No meio deste caos de sons e visuais que nos doutrinam para nos isolarmos para nos tornarmos a melhor versão de nós mesmos, estamos a esquecer os benefícios da partilha. Porque mesmo que, para citar outra frase de guru da internet muitas vezes repetida, você precise ter energia suficiente para si mesmo antes de dá-la aos outros (“encher o seu copo primeiro”), a solidão não é a melhor cura para a improdutividade. “Ficar aborrecido é o preço que se paga pela comunidade” significa exatamente isto: se queremos realmente quebrar a bolha consumista e de produtividade, mesmo que apenas por um momento, e partilhar emoções reais em vez de perseguir objetivos estéticos e de carreira, temos de colocar os nossos egos de lado e abraçar os aborrecimentos do dia a dia — seja esperar na fila do supermercado, conversa fiada numa festa, ou pedir direções a um estranho. “Significa ter convidados quando preferiria ficar sozinho.
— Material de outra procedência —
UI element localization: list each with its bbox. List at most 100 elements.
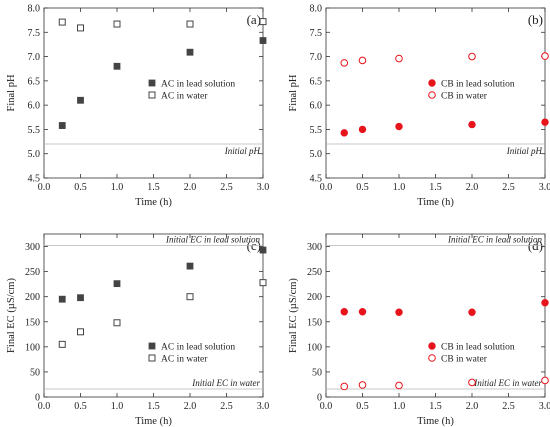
x-tick-label: 0.0 [38, 401, 51, 412]
data-point [259, 37, 267, 44]
y-tick-label: 7.5 [310, 28, 323, 39]
x-tick-label: 2.5 [502, 182, 515, 193]
x-tick-label: 1.5 [147, 182, 160, 193]
y-axis-label: Final EC (µS/cm) [288, 278, 299, 353]
data-point [340, 129, 348, 137]
y-tick-label: 100 [307, 342, 322, 353]
reference-line-label: Initial EC in water [191, 378, 260, 388]
x-tick-label: 0.5 [74, 401, 87, 412]
chart-panel-1: 0.0 0.5 1.0 1.5 2.0 2.5 3.0 4.5 5.0 5.5 6.0 6.5 7.0 7… [6, 4, 269, 209]
data-point [259, 279, 267, 287]
x-axis-label: Time (h) [135, 416, 172, 427]
y-tick-label: 5.5 [310, 125, 323, 136]
y-tick-label: 6.0 [310, 101, 323, 112]
data-point [340, 382, 349, 391]
legend-marker [428, 79, 436, 87]
data-point [259, 18, 267, 26]
data-point [113, 20, 121, 28]
reference-line-label: Initial EC in lead solution [447, 235, 542, 245]
x-tick-label: 3.0 [257, 182, 270, 193]
x-axis-label: Time (h) [417, 197, 454, 208]
x-tick-label: 3.0 [539, 182, 550, 193]
y-tick-label: 4.5 [28, 174, 41, 185]
legend-label: AC in water [161, 92, 208, 102]
legend-label: CB in water [441, 92, 488, 102]
legend-marker [428, 354, 436, 362]
y-tick-label: 7.0 [28, 52, 41, 63]
x-tick-label: 1.5 [147, 401, 160, 412]
x-tick-label: 1.5 [429, 182, 442, 193]
x-tick-label: 1.0 [393, 182, 406, 193]
legend-label: CB in lead solution [441, 80, 515, 90]
data-point [468, 120, 476, 129]
legend-marker [148, 354, 156, 362]
data-point [468, 378, 476, 387]
data-point [358, 125, 367, 134]
legend-label: CB in lead solution [441, 343, 515, 353]
y-axis-label: Final pH [288, 74, 299, 111]
x-tick-label: 3.0 [257, 401, 270, 412]
x-tick-label: 3.0 [539, 401, 550, 412]
y-tick-label: 300 [307, 242, 322, 253]
x-tick-label: 1.5 [429, 401, 442, 412]
data-point [113, 62, 121, 70]
y-tick-label: 7.0 [310, 52, 323, 63]
reference-line-label: Initial pH [224, 146, 261, 156]
data-point [468, 308, 476, 316]
y-tick-label: 7.5 [28, 28, 41, 39]
data-point [77, 24, 84, 32]
legend-label: AC in water [161, 355, 208, 365]
y-tick-label: 5.0 [28, 149, 41, 160]
data-point [77, 328, 84, 336]
y-tick-label: 50 [312, 367, 322, 378]
panel-label: (a) [247, 12, 261, 27]
data-point [77, 96, 84, 104]
data-point [358, 308, 367, 316]
data-point [259, 246, 267, 254]
panel-label: (b) [528, 12, 543, 27]
y-tick-label: 300 [25, 242, 40, 253]
data-point [58, 340, 66, 348]
data-point [58, 122, 66, 129]
plot-frame [43, 233, 264, 398]
reference-line-label: Initial EC in lead solution [165, 235, 260, 245]
data-point [395, 308, 403, 316]
data-point [186, 293, 194, 301]
x-tick-label: 2.5 [220, 182, 233, 193]
x-tick-label: 0.0 [320, 401, 333, 412]
legend-label: AC in lead solution [161, 343, 235, 353]
data-point [113, 319, 121, 327]
x-axis-label: Time (h) [417, 416, 454, 427]
data-point [77, 294, 84, 302]
y-tick-label: 200 [25, 292, 40, 303]
data-point [58, 18, 66, 26]
data-point [541, 376, 549, 385]
y-tick-label: 150 [307, 317, 322, 328]
reference-line-label: Initial EC in water [473, 378, 542, 388]
chart-panel-4: 0.0 0.5 1.0 1.5 2.0 2.5 3.0 0 50 100 150 200 250 300 T… [288, 233, 550, 427]
legend-marker [148, 91, 156, 99]
data-point [340, 308, 348, 316]
x-tick-label: 0.5 [356, 182, 369, 193]
data-point [358, 56, 367, 65]
y-tick-label: 150 [25, 317, 40, 328]
y-tick-label: 4.5 [310, 174, 323, 185]
x-tick-label: 2.0 [466, 182, 479, 193]
data-point [395, 381, 403, 390]
data-point [186, 20, 194, 28]
x-tick-label: 0.5 [74, 182, 87, 193]
x-tick-label: 0.5 [356, 401, 369, 412]
data-point [395, 122, 403, 131]
data-point [541, 299, 549, 307]
legend-label: AC in lead solution [161, 80, 235, 90]
x-tick-label: 1.0 [111, 182, 124, 193]
y-tick-label: 200 [307, 292, 322, 303]
y-tick-label: 100 [25, 342, 40, 353]
x-axis-label: Time (h) [135, 197, 172, 208]
x-tick-label: 2.5 [220, 401, 233, 412]
x-tick-label: 2.0 [184, 182, 197, 193]
y-tick-label: 0 [317, 393, 322, 404]
y-axis-label: Final EC (µS/cm) [6, 278, 17, 353]
y-axis-label: Final pH [6, 74, 17, 111]
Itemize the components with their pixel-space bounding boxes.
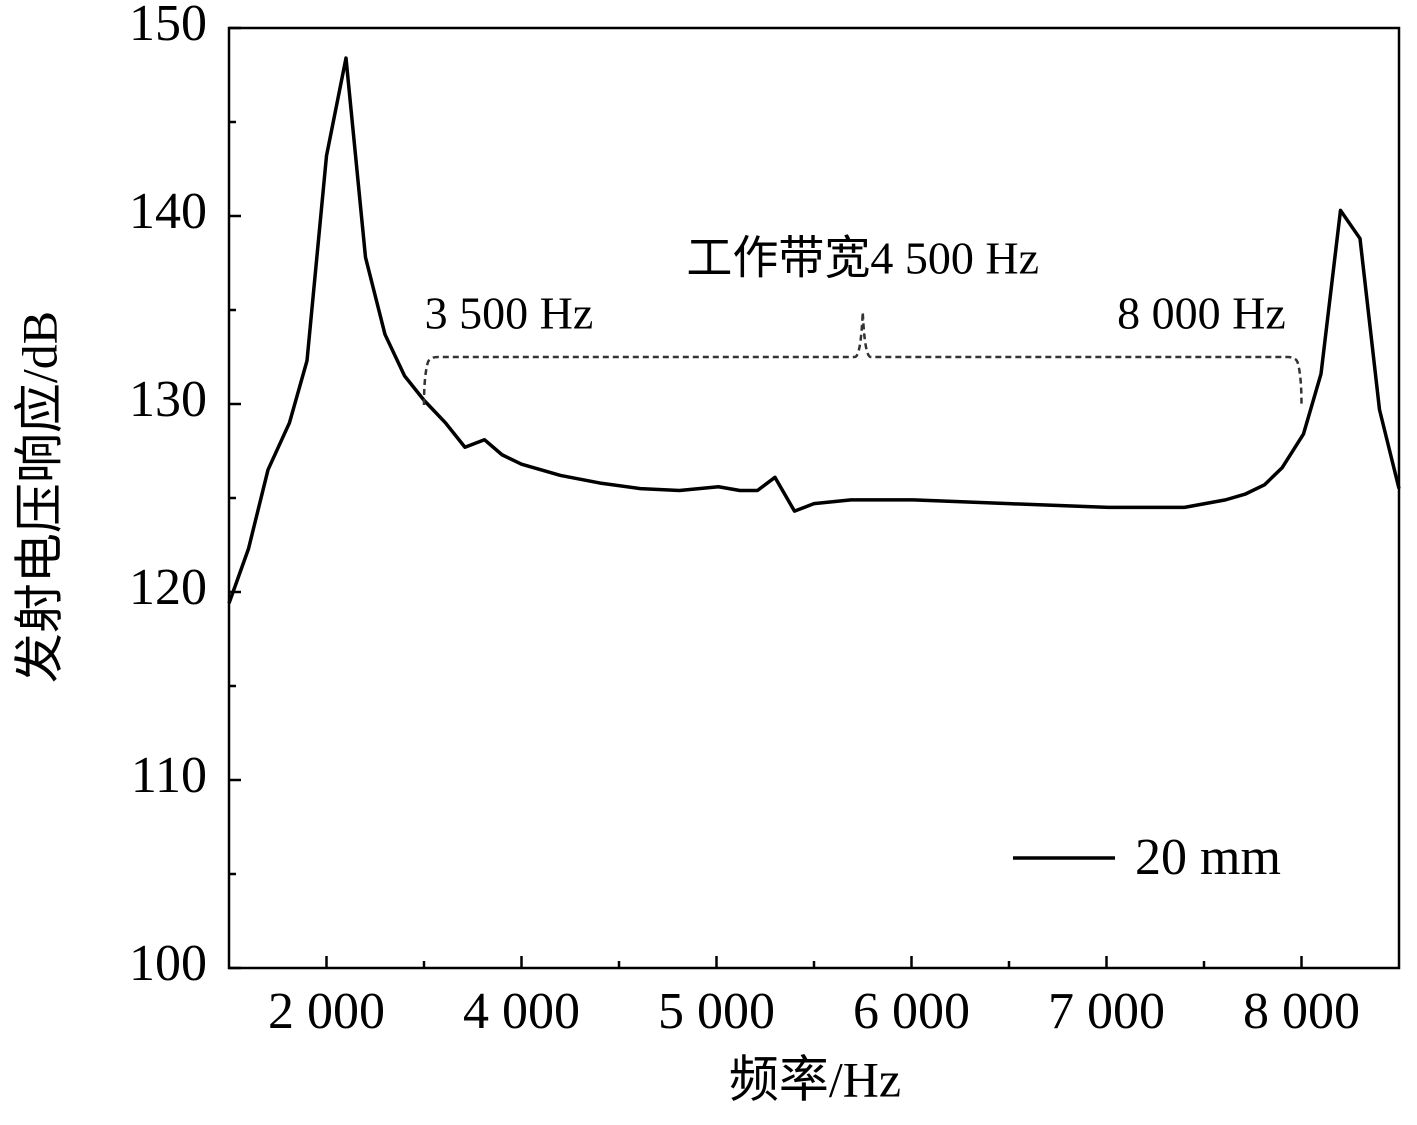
y-axis-label: 发射电压响应/dB [11,311,67,683]
band-start-label: 3 500 Hz [425,288,594,339]
legend-label: 20 mm [1135,829,1281,886]
x-axis-label: 频率/Hz [729,1051,901,1107]
x-tick-label: 6 000 [853,983,970,1040]
band-label: 工作带宽4 500 Hz [686,233,1039,284]
y-tick-label: 110 [131,747,207,804]
band-end-label: 8 000 Hz [1117,288,1286,339]
x-tick-label: 4 000 [463,983,580,1040]
plot-frame [227,26,1401,970]
y-tick-label: 100 [129,935,207,992]
y-tick-label: 150 [129,0,207,52]
x-tick-label: 5 000 [658,983,775,1040]
band-bracket [422,311,1303,406]
y-tick-label: 130 [129,371,207,428]
x-tick-label: 8 000 [1243,983,1360,1040]
y-tick-label: 140 [129,183,207,240]
x-tick-label: 7 000 [1048,983,1165,1040]
x-tick-label: 2 000 [268,983,385,1040]
data-line [227,56,1401,604]
y-tick-label: 120 [129,559,207,616]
Significa deixar alguém viver contigo mesmo quando nos irressa. Significa comparecer a eventos em que preferiria não participar. Significa dar a outra face”, diz um utilizador no X. “O mesmo com o constrangimento é o preço de não estar sozinho”, acrescenta outro.
@ucanhope The Procrastination Demon... #hopelesscore #hope #hopecore original sound - ucanhope
Cuidar de si é maravilhoso, aprender o que precisa e perseguir os seus sonhos, mas procurar por si mesmo também significa confrontar os outros. O autocuidado também significa passar o tempo sem pensar em si próprio. Não há problema em ler o tarot, rezar, meditar, ouvir histórias de sucesso de CEOs e empreendedores, mas se nunca sair de casa para experimentar o que está a trabalhar, acabará por trabalhar. As melhores ideias vêm de estarmos juntos: exemplos como The Factory, the Bright Young Things, Surrealists, The Guerrilla Girls, Wu-Tang Clan, Oasis, Odd Future, C2C, Daft Punk, Dark Polo Gang, Antwerp Six, Miuccia Prada e Raf Simons provam que estar sozinho é bom, mas estar juntos é mais divertido.